I have the following types :
Inductive instr : Set :=
| Select : nat -> instr
| Backspace : instr.
Definition prog := list instr.
and a function to 'execute' the program :
Fixpoint execProg (p:prog) (head: list nat) (input: list nat)
: option (list nat) :=
match p with
| nil => match input with
| nil => Some head
| _::_ => None
end
| m::rest =>
match m with
| Select n =>
match input with
| nil => None
| x::r => if (beq_nat n x ) then
match (execProg rest (head++[x]) r) with
| None => None
| Some l => Some l
end
else None
end
| Backspace =>
match input with
| nil => None
| x::r => match (execProg rest (removelast head) r) with
| None => None
| Some l => Some l
end
end
end
end.
I can try it on various inputs :
Eval compute in
execProg (Backspace::Select 1::Select 4::Backspace::nil)
nil (1::1::4::5::nil).
Now I'd like to prove the following lemma:
Lemma app_denoteSB :
forall (a b:nat) (p:prog) (input output:list nat) ,
execProg p [] input = Some output ->
execProg (p++[Select a; Backspace]) [] (input ++ [a;b])
= Some output.
But I don't see how to do that. As normally, the size of the instr stack should be the same as the size of the data (input list), I can change the structures and create a list of pairs (instr,nat), and run the induction on this new list.

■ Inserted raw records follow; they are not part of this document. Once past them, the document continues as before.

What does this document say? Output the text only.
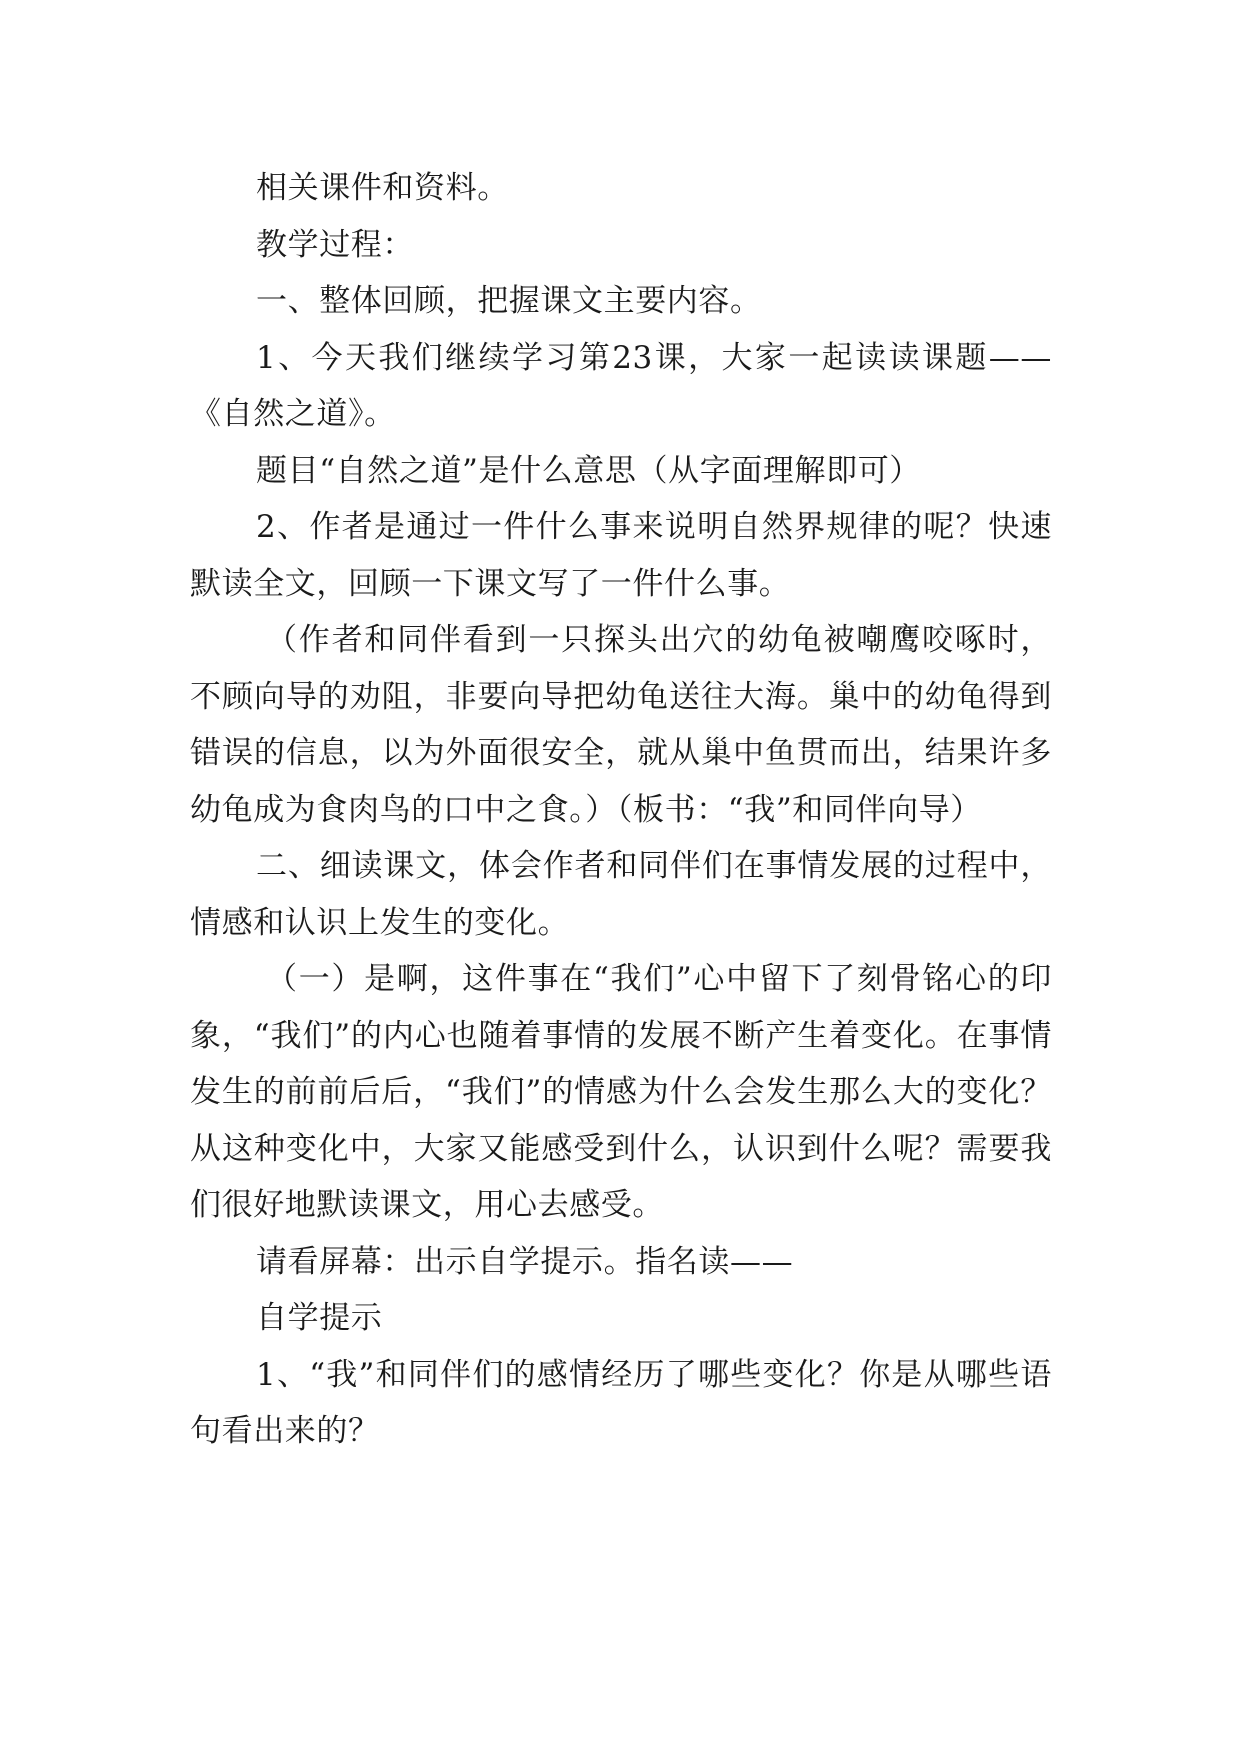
相关课件和资料。

教学过程：

一、整体回顾，把握课文主要内容。

1、今天我们继续学习第23课，大家一起读读课题——《自然之道》。

题目“自然之道”是什么意思（从字面理解即可）

2、作者是通过一件什么事来说明自然界规律的呢？快速默读全文，回顾一下课文写了一件什么事。

（作者和同伴看到一只探头出穴的幼龟被嘲鹰咬啄时，不顾向导的劝阻，非要向导把幼龟送往大海。巢中的幼龟得到错误的信息，以为外面很安全，就从巢中鱼贯而出，结果许多幼龟成为食肉鸟的口中之食。）（板书：“我”和同伴向导）

二、细读课文，体会作者和同伴们在事情发展的过程中，情感和认识上发生的变化。

（一）是啊，这件事在“我们”心中留下了刻骨铭心的印象，“我们”的内心也随着事情的发展不断产生着变化。在事情发生的前前后后，“我们”的情感为什么会发生那么大的变化？从这种变化中，大家又能感受到什么，认识到什么呢？需要我们很好地默读课文，用心去感受。

请看屏幕：出示自学提示。指名读——

自学提示

1、“我”和同伴们的感情经历了哪些变化？你是从哪些语句看出来的？
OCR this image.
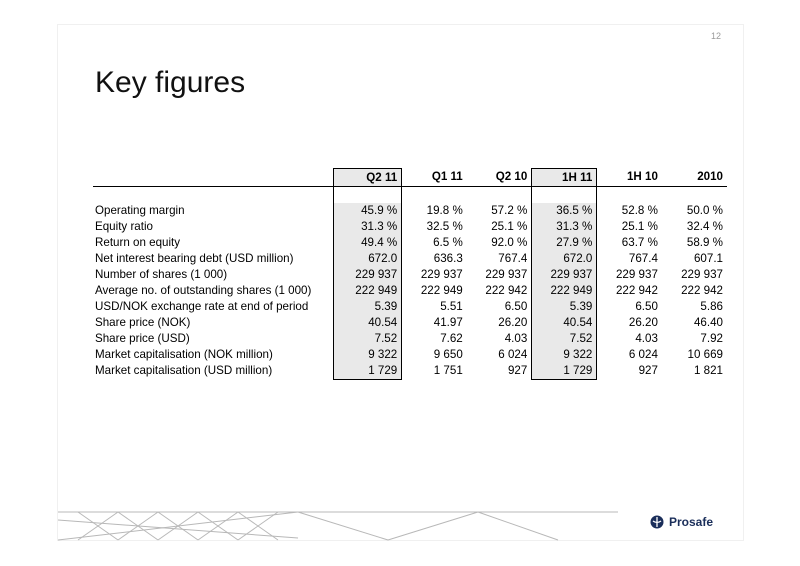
12
Key figures
	Q2 11	Q1 11	Q2 10	1H 11	1H 10	2010

Operating margin	45.9 %	19.8 %	57.2 %	36.5 %	52.8 %	50.0 %
Equity ratio	31.3 %	32.5 %	25.1 %	31.3 %	25.1 %	32.4 %
Return on equity	49.4 %	6.5 %	92.0 %	27.9 %	63.7 %	58.9 %
Net interest bearing debt (USD million)	672.0	636.3	767.4	672.0	767.4	607.1
Number of shares (1 000)	229 937	229 937	229 937	229 937	229 937	229 937
Average no. of outstanding shares (1 000)	222 949	222 949	222 942	222 949	222 942	222 942
USD/NOK exchange rate at end of period	5.39	5.51	6.50	5.39	6.50	5.86
Share price (NOK)	40.54	41.97	26.20	40.54	26.20	46.40
Share price (USD)	7.52	7.62	4.03	7.52	4.03	7.92
Market capitalisation (NOK million)	9 322	9 650	6 024	9 322	6 024	10 669
Market capitalisation (USD million)	1 729	1 751	927	1 729	927	1 821
Prosafe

But out of curiosity, I was wondering if there was a way to prove the lemma without the new structure.
Is it possible ?
Thanks !!
The issue is that your statement is not general enough to go through by induction, because the inductive step needs to handle values of head other than []. The fix is easy:
Require Import Arith.
Require Import List.
Import ListNotations.
Inductive instr : Set :=
| Select : nat -> instr
| Backspace : instr.
Definition prog := list instr.
Fixpoint execProg (p:prog) (head input: list nat) : option (list nat) :=
match p, input with
| [], [] => Some head
| [], _ :: _ => None
| Select n :: rest, [] => None
| Select n :: rest, x :: r =>
if beq_nat n x then execProg rest (head++[x]) r
else None
| Backspace :: rest, [] => None
| Backspace :: rest, x :: r => execProg rest (removelast head) r
end.
Lemma app_denoteSB :
forall (a b:nat) (p:prog) (head: list nat) (input output:list nat) ,
execProg p head input = Some output ->
execProg (p++[Select a; Backspace]) head (input ++ [a;b]) = Some output.
Proof.
intros a b p.
induction p as [|[n|] p IH].
- intros head [|??]; simpl; try easy.
intros output H; injection H as <-.
now rewrite Nat.eqb_refl, removelast_last.
- intros head [|x input] output; simpl; try easy.
destruct (Nat.eqb_spec n x) as [<-|ne]; try easy.
apply IH.
- intros head [|x input] output; simpl; try easy.
apply IH.
Qed.